I have always enjoyed cooking. Though I’m not a great cook, I get a lot of pleasure out of taking a list of measurements and ingredients and turning it into something that others can savor. When I interviewed for my first real job, they asked me what I did to relieve stress. I said, I bake bread. The woman interviewing me, whom I found out later, hated to cook, looked at me like I had two heads. Anything else? she asked, sure I must do something like jog or take long baths as a stress reliever.
Although, I’d love to be able to throw together the things in my cabinets to make something tasty without following a script, I think much of the pleasure (and the stress relief) I get comes from the focused attention on the recipe. I rarely have a recipe memorized and so I must concentrate on what it tells me to do. While I’m concentrating on the instructions, I can’t really think about anything else. Any worries I’ve had disappear as I rush to get onions chopped or carrots peeled or find the curry tucked away in the cabinet.

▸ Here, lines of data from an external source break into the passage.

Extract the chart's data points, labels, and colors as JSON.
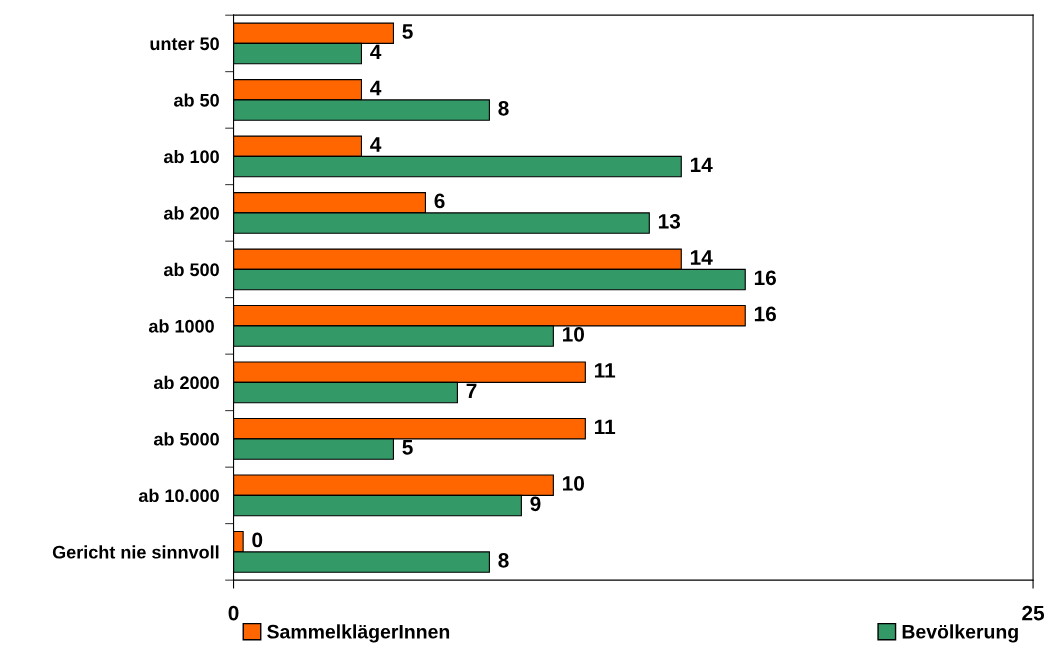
{
  "chart_data": {
    "type": "bar",
    "orientation": "horizontal",
    "categories": [
      "unter 50",
      "ab 50",
      "ab 100",
      "ab 200",
      "ab 500",
      "ab 1000 ",
      "ab 2000",
      "ab 5000",
      "ab 10.000",
      "Gericht nie sinnvoll"
    ],
    "series": [
      {
        "name": "SammelklägerInnen",
        "color": "#ff6600",
        "values": [
          5,
          4,
          4,
          6,
          14,
          16,
          11,
          11,
          10,
          0.3
        ],
        "value_labels": [
          "5",
          "4",
          "4",
          "6",
          "14",
          "16",
          "11",
          "11",
          "10",
          "0"
        ]
      },
      {
        "name": "Bevölkerung",
        "color": "#339966",
        "values": [
          4,
          8,
          14,
          13,
          16,
          10,
          7,
          5,
          9,
          8
        ],
        "value_labels": [
          "4",
          "8",
          "14",
          "13",
          "16",
          "10",
          "7",
          "5",
          "9",
          "8"
        ]
      }
    ],
    "xlim": [
      0,
      25
    ],
    "xticks": [
      0,
      25
    ],
    "grid": false,
    "legend": "bottom"
  }
}
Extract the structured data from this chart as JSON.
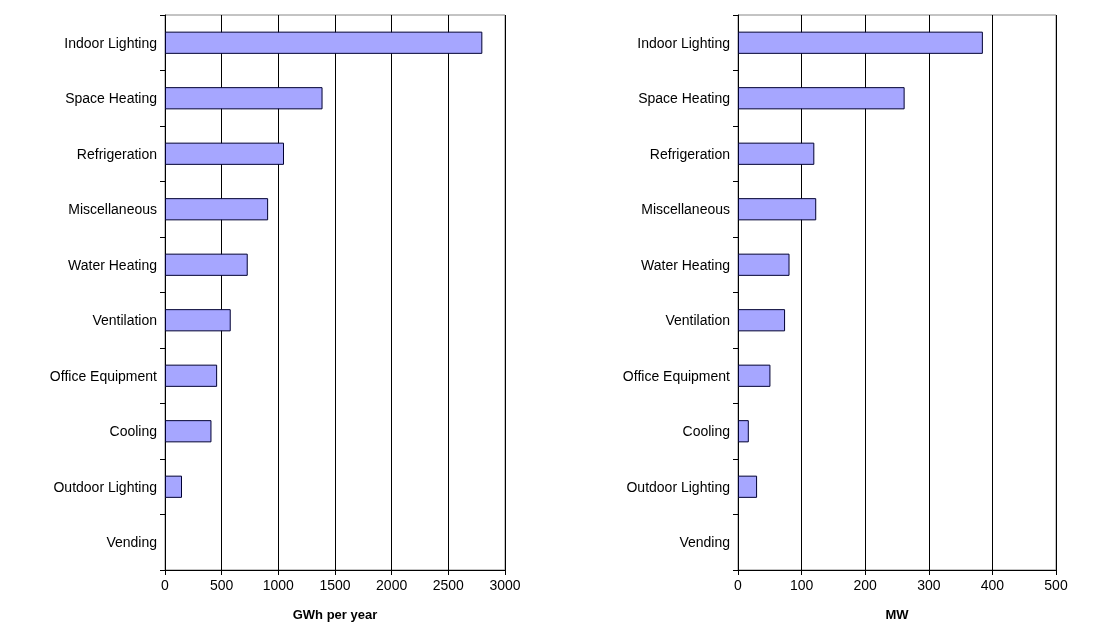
{
  "chart_data": [
    {
      "type": "bar",
      "orientation": "horizontal",
      "categories": [
        "Indoor Lighting",
        "Space Heating",
        "Refrigeration",
        "Miscellaneous",
        "Water Heating",
        "Ventilation",
        "Office Equipment",
        "Cooling",
        "Outdoor Lighting",
        "Vending"
      ],
      "values": [
        2800,
        1390,
        1050,
        910,
        730,
        580,
        460,
        410,
        150,
        0
      ],
      "color": "#a6a6ff",
      "xlabel": "GWh per year",
      "xlim": [
        0,
        3000
      ],
      "xticks": [
        0,
        500,
        1000,
        1500,
        2000,
        2500,
        3000
      ],
      "grid": "x"
    },
    {
      "type": "bar",
      "orientation": "horizontal",
      "categories": [
        "Indoor Lighting",
        "Space Heating",
        "Refrigeration",
        "Miscellaneous",
        "Water Heating",
        "Ventilation",
        "Office Equipment",
        "Cooling",
        "Outdoor Lighting",
        "Vending"
      ],
      "values": [
        385,
        262,
        120,
        123,
        81,
        74,
        51,
        17,
        30,
        0
      ],
      "color": "#a6a6ff",
      "xlabel": "MW",
      "xlim": [
        0,
        500
      ],
      "xticks": [
        0,
        100,
        200,
        300,
        400,
        500
      ],
      "grid": "x"
    }
  ]
}
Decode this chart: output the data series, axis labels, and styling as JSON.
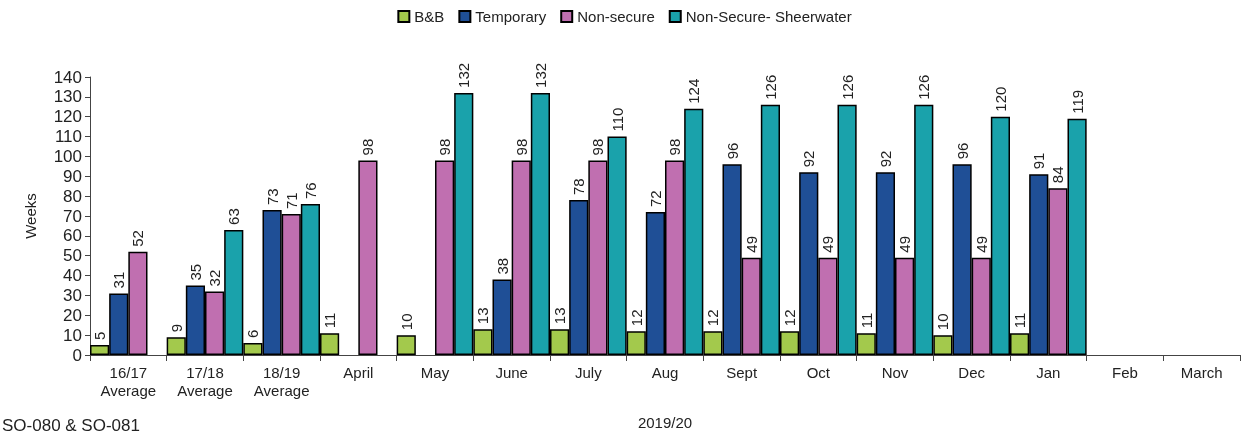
{
  "chart_data": {
    "type": "bar",
    "ylabel": "Weeks",
    "xlabel": "2019/20",
    "categories": [
      "16/17\nAverage",
      "17/18\nAverage",
      "18/19\nAverage",
      "April",
      "May",
      "June",
      "July",
      "Aug",
      "Sept",
      "Oct",
      "Nov",
      "Dec",
      "Jan",
      "Feb",
      "March"
    ],
    "series": [
      {
        "name": "B&B",
        "color": "#a3c94c",
        "values": [
          5,
          9,
          6,
          11,
          10,
          13,
          13,
          12,
          12,
          12,
          11,
          10,
          11,
          null,
          null
        ]
      },
      {
        "name": "Temporary",
        "color": "#1f4f96",
        "values": [
          31,
          35,
          73,
          null,
          null,
          38,
          78,
          72,
          96,
          92,
          92,
          96,
          91,
          null,
          null
        ]
      },
      {
        "name": "Non-secure",
        "color": "#c06fb0",
        "values": [
          52,
          32,
          71,
          98,
          98,
          98,
          98,
          98,
          49,
          49,
          49,
          49,
          84,
          null,
          null
        ]
      },
      {
        "name": "Non-Secure- Sheerwater",
        "color": "#1aa2ab",
        "values": [
          null,
          63,
          76,
          null,
          132,
          132,
          110,
          124,
          126,
          126,
          126,
          120,
          119,
          null,
          null
        ]
      }
    ],
    "ylim": [
      0,
      140
    ],
    "yticks": [
      0,
      10,
      20,
      30,
      40,
      50,
      60,
      70,
      80,
      90,
      100,
      110,
      120,
      130,
      140
    ],
    "data_labels": true,
    "grid": false,
    "legend": "top",
    "annotations": [
      "SO-080 & SO-081"
    ]
  }
}
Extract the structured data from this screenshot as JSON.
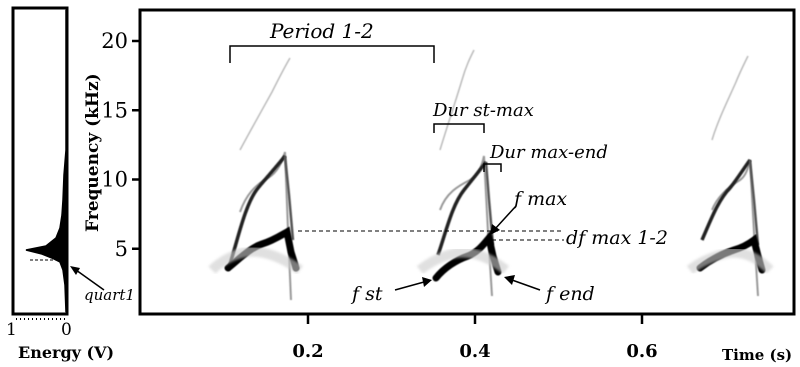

There’s the added pleasure, too, of watching everything transform. I love watching onions soften and broccoli turn bright green, sauces thicken and butter melt. And the colors of things mixed together, of broccoli next to carrots, of tumeric turning everything yellow, of tomatoes mixing with cream to be almost (but not quite) pink. It reminds me of being a kid again, when I would mix play-dough colors together or paint and I wasn’t quite sure how it would turn out. And it really didn’t matter. I was delighted nonetheless.